Gordhan made a cursory gesture at this issue in his speech. “There are many diverse voices within business. One of the key challenges you have is to bring these voices into some kind of synchronisation,” he said. Erm, okay.

But the minister wasn’t there to tell business lobby groups to play nice. Rather, he presented a message of external and internal pressures that South Africa will face in the future and said business should consider these things.

It isn’t comforting to see our political leaders discover the ground under their feet. The people who came into power in 1994 would probably have zero experience in public governance, so some mistakes are understandable. But some are massive. National Planning Commission chairman Trevor Manuel alluded to this when he delivered the National Development Plan on Friday – South Africa didn’t pay enough attention to the influence of external pressures on our economy.

The NDP takes full cognisance of this. So does Gordhan. In fact, the finance minister often sounded like he was repeating Manuel verbatim on the future of the country.

Gordhan said he was extremely happy to see European Union leaders had finally decided to do something about Greece and Italy. Inaction had been the biggest problem about the euro crisis. The impact of Europe on South Africa is going to be massive. He suggested such economies have to take into account the knock-on effect their poor decisions were having on the rest of the world.

The NDP presented a unique opportunity for South Africans to unite behind a single vision, he said. He defended the paternalistic nature of the NDP’s vision for government by saying the waters of the post-Lehmann Brothers crisis had washed away the idea that had gained a foothold around the world that things worked better if government and civil society were lessened in favour of a stronger market. We now recognise government and society roles to play too.

“One of the good things over the last couple of years is that the fault lines in the global and local economies have been shown up,” Gordhan said.

The NDP is a chance for us to fix the problems that have been laid bare. Business needed the right kind of growth to be sustainable. It needed to both grow and create jobs (remember what Manuel said about the economy needing to be both on a good growth trajectory and labour intensive?)

At home, we are faced with the issues of inequality, and again Gordhan nodded at the NDP as the best way forward.

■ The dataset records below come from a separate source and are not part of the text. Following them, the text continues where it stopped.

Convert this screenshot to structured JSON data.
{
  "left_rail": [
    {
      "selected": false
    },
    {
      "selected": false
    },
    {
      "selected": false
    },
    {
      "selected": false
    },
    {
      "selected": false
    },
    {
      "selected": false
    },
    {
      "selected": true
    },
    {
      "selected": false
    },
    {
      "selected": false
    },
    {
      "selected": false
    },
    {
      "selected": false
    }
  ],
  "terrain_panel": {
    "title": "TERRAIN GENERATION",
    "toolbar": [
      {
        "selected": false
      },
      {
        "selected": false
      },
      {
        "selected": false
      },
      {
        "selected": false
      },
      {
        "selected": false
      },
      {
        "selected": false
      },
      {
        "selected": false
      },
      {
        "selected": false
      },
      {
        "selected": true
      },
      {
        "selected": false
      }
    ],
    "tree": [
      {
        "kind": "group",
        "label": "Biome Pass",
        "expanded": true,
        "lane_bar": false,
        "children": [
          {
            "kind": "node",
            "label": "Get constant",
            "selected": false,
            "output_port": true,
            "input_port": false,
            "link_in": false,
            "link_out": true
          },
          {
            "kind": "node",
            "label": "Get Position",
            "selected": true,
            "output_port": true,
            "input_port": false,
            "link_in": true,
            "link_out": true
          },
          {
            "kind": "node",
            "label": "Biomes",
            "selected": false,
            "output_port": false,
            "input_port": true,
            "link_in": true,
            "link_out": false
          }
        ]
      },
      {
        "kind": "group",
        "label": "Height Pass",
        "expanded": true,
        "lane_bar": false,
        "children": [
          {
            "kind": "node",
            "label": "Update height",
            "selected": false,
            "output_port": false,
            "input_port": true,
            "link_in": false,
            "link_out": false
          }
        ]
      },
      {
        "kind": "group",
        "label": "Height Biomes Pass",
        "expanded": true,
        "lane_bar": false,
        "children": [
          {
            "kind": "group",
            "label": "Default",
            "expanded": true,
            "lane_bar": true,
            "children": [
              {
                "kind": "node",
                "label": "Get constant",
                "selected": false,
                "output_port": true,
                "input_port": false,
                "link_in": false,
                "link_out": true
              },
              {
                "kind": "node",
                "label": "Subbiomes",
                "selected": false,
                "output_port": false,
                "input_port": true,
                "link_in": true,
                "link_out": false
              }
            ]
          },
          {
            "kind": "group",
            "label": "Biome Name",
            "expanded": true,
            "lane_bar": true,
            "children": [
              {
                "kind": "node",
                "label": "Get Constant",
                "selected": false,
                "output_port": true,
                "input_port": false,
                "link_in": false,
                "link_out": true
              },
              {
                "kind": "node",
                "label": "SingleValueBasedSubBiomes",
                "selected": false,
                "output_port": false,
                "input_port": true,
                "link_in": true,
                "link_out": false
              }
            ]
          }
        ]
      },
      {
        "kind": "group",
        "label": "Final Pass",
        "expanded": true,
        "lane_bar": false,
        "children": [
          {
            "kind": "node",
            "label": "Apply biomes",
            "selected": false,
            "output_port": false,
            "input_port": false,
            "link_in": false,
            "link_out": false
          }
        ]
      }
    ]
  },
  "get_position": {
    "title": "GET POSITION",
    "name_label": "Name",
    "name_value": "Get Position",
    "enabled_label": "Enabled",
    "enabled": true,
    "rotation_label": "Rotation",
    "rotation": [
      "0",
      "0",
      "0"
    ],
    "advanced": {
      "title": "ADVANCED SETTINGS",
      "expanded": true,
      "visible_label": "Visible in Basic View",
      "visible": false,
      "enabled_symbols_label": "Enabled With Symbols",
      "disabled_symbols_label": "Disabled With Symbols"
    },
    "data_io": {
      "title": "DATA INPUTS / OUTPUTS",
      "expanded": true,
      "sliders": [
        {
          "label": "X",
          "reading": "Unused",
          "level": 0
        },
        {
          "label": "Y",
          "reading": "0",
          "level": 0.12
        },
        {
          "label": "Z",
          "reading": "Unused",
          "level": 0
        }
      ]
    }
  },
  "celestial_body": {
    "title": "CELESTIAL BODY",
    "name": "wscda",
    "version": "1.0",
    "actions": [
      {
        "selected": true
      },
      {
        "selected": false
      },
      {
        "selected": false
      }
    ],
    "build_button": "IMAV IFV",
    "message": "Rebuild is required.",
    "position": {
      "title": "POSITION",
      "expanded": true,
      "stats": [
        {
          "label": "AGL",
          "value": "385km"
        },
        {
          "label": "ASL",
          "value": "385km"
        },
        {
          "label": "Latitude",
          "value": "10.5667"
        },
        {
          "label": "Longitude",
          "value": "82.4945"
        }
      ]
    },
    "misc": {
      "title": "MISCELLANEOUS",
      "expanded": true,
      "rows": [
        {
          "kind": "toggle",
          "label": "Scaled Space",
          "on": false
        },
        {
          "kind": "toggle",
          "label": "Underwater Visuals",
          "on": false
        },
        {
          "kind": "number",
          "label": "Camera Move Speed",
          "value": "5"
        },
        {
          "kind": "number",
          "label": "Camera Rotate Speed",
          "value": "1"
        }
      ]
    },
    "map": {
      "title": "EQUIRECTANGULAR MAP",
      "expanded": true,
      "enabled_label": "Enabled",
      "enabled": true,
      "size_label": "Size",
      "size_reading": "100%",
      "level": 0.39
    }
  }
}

He decried South Africa’s lack of social cohesion. “Young people shouldn’t have to march through the streets of Sandton to raise awareness among those who live in Sandton,” he said.

He challenged business to take a bolder role in both raising awareness and dealing with inequality. “There is not enough coming from business that indicates sufficient recognition on your side that huge bonuses to managers is going to have a damaging effect,” Gordhan said.

He ended off with an ominous warning: South Africa needs both to take steps (such as reducing the deficit) to prepare for the next economic crisis, which is coming soon. It also needs to keep “generational equity” in mind, meaning that what we do today to save South Africa shouldn’t put future generations in debt. At the same time, we need to find money to invest in infrastructure, the main driver of future growth.